Hal böyle olunca, mahkemece; çekişmenin Asliye Hukuk Mahkemesinde görülmesi gerektiğinden bahisle görevsizlik kararı verilmesi gerekirken, yanılgılı değerlendirme ile yazılı şekilde esasa ilişkin hüküm tesisi usul ve yasaya aykırı olup, bozmayı gerektirmiştir.
2-Bozma nedenine göre, tarafların sair temyiz itirazlarının incelenmesine gerek görülmemiştir.

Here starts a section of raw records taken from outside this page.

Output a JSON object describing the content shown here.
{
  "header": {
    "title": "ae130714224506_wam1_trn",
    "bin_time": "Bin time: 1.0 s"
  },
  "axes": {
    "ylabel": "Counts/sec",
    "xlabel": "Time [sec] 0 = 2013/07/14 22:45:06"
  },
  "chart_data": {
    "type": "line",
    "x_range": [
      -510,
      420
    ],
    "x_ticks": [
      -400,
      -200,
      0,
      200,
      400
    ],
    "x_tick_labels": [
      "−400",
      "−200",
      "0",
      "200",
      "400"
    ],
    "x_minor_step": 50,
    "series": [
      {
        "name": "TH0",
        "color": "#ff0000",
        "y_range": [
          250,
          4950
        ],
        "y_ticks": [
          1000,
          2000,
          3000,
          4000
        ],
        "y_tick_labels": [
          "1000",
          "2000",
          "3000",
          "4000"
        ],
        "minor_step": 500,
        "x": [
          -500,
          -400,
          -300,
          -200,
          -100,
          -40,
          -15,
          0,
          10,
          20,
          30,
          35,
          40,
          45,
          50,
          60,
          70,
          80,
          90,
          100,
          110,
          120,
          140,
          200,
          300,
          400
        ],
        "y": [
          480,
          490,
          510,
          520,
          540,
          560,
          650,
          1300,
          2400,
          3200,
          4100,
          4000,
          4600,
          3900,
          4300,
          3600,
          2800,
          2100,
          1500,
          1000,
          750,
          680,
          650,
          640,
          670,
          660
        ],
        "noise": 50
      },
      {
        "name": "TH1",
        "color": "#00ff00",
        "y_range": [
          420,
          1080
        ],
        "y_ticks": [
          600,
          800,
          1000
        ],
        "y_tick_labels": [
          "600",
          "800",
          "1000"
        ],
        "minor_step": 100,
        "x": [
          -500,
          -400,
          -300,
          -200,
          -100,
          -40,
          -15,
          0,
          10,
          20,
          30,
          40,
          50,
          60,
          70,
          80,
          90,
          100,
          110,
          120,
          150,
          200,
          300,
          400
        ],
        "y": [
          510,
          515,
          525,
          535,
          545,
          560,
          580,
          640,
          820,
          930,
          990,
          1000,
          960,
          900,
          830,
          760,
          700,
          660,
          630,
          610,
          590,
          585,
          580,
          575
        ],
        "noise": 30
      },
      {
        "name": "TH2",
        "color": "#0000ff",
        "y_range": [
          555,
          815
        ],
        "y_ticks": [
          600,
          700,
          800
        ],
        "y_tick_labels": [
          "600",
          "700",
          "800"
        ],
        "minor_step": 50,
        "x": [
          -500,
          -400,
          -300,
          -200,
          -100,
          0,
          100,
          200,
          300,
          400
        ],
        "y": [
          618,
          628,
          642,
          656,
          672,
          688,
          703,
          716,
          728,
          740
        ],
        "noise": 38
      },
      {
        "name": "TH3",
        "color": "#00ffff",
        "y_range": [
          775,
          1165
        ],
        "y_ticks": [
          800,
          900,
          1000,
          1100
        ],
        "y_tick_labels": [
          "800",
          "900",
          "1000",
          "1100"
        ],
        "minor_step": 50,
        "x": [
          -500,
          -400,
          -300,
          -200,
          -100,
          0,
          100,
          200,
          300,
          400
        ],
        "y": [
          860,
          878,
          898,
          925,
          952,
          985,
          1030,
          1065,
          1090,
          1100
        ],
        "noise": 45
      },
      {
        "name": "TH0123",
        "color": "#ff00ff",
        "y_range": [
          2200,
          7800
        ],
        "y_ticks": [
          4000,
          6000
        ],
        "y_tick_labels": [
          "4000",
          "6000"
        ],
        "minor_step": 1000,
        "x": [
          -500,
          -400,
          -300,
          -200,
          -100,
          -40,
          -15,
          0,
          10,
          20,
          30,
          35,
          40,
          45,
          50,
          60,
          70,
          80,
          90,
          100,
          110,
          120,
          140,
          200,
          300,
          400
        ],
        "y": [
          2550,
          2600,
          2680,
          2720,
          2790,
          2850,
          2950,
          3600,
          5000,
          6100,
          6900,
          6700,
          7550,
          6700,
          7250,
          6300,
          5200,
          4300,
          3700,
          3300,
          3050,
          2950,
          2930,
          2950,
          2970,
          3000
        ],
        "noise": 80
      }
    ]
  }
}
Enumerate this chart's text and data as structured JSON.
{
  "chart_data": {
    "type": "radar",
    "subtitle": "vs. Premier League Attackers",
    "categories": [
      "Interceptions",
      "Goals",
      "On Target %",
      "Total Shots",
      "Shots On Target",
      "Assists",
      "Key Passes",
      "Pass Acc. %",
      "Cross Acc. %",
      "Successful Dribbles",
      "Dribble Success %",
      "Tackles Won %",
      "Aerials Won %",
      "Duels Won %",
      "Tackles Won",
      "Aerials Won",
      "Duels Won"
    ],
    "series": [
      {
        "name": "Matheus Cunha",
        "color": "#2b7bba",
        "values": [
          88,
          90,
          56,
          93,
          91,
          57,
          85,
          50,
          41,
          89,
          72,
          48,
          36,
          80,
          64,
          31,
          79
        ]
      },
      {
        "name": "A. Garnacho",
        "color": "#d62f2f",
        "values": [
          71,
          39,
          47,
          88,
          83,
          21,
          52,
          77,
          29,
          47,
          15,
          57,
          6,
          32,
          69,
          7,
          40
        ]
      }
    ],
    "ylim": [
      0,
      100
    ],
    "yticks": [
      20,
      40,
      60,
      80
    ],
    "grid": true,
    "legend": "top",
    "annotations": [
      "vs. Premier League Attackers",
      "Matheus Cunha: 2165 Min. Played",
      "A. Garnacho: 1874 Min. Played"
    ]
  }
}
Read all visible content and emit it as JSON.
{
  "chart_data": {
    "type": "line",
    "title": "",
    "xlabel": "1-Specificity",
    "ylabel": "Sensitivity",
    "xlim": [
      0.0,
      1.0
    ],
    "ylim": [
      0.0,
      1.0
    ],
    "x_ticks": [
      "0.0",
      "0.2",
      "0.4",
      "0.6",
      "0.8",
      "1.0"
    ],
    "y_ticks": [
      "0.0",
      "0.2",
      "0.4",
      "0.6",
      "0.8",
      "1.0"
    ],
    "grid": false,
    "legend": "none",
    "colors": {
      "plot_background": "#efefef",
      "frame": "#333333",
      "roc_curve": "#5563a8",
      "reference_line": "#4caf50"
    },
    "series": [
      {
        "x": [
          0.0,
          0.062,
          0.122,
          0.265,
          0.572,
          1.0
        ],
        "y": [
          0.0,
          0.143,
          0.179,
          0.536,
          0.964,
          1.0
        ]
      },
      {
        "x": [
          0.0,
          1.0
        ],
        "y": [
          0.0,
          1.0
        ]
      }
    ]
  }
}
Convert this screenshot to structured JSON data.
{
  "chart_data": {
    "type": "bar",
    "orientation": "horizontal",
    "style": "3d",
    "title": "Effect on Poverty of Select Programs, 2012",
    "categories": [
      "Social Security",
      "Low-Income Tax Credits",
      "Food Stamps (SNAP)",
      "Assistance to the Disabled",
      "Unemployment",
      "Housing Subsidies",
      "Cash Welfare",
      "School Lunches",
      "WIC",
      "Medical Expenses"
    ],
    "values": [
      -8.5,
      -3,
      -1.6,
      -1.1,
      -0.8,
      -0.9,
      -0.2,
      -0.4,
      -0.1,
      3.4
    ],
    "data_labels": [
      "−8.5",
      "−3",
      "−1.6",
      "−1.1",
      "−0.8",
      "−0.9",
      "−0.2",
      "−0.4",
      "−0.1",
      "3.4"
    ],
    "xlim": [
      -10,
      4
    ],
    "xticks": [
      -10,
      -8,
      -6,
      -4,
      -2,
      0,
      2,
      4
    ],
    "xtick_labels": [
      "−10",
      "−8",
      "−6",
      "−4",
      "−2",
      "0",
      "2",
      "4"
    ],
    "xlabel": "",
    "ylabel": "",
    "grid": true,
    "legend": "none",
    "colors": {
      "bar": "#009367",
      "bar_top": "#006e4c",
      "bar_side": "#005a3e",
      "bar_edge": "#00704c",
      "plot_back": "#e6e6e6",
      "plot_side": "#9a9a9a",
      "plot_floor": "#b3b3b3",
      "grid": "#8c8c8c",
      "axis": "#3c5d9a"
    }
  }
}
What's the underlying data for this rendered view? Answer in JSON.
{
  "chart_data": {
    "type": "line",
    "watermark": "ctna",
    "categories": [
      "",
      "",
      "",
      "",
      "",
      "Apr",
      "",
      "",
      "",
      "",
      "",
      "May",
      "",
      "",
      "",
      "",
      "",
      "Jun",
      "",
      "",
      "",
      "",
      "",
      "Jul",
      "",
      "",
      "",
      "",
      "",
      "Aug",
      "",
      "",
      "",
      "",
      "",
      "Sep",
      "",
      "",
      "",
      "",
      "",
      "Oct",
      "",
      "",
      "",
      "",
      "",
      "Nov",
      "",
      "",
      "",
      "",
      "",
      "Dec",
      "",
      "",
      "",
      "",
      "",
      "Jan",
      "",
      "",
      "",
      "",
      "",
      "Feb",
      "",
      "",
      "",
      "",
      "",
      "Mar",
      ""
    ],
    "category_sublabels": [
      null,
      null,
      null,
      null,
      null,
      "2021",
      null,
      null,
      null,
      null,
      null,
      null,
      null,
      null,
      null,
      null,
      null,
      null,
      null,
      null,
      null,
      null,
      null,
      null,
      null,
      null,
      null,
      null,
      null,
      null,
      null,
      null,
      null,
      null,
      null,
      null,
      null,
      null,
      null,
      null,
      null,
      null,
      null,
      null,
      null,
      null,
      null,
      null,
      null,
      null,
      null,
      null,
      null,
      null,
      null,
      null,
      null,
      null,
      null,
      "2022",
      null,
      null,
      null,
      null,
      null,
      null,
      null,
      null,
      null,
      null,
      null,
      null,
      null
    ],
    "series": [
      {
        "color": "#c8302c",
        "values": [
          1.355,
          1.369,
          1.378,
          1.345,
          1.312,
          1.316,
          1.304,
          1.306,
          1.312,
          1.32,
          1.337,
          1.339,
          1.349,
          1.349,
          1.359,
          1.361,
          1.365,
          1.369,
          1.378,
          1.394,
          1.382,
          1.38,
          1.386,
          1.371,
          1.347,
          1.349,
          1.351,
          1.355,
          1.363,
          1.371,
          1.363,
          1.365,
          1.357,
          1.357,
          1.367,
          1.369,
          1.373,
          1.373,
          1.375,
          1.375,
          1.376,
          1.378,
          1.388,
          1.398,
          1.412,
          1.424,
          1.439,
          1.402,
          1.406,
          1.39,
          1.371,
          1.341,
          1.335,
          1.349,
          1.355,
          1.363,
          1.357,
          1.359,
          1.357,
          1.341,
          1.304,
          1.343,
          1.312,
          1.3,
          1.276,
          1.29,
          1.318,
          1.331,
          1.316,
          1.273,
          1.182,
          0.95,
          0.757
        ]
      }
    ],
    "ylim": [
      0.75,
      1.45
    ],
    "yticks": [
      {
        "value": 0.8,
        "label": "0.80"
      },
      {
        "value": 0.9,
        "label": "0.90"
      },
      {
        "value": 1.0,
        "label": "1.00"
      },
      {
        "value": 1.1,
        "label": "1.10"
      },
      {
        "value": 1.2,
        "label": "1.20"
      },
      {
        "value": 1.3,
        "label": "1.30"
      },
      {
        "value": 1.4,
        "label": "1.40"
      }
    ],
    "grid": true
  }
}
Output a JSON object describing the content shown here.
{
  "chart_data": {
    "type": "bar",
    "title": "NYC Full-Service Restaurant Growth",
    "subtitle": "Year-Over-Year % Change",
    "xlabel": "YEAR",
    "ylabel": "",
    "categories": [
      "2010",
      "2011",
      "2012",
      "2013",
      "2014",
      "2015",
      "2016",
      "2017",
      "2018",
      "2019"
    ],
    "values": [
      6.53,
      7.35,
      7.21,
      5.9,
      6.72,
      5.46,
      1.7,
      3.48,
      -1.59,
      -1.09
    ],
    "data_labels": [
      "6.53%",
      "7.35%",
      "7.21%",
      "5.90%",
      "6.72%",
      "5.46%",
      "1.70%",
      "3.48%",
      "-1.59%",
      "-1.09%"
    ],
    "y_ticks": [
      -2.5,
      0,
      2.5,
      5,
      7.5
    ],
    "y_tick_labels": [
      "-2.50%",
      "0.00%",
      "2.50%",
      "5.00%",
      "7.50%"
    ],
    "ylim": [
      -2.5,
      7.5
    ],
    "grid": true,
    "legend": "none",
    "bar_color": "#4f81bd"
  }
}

SONUÇ: Yukarıda açıklanan esaslar gözönünde tutulmaksızın yazılı şekilde hüküm tesisi isabetsiz, temyiz itirazları bu nedenlerle yerinde olduğundan kabulü ile hükmün HUMK.nun 428.maddesi gereğince taraflar yararına BOZULMASINA, bozma nedenine göre, tarafların sair temyiz itirazlarının incelenmesine gerek olmadığına ve peşin alınan temyiz harcının istek halinde temyiz edene iadesine, 6100 sayılı HMK"nun geçici madde 3 atfıyla 1086 sayılı HUMK.nun 440.maddesi gereğince kararın tebliğinden itibaren 15 günlük süre içerisinde karar düzeltme yolu açık olmak üzere, 04.12.2017 tarihinde oybirliğiyle karar verildi.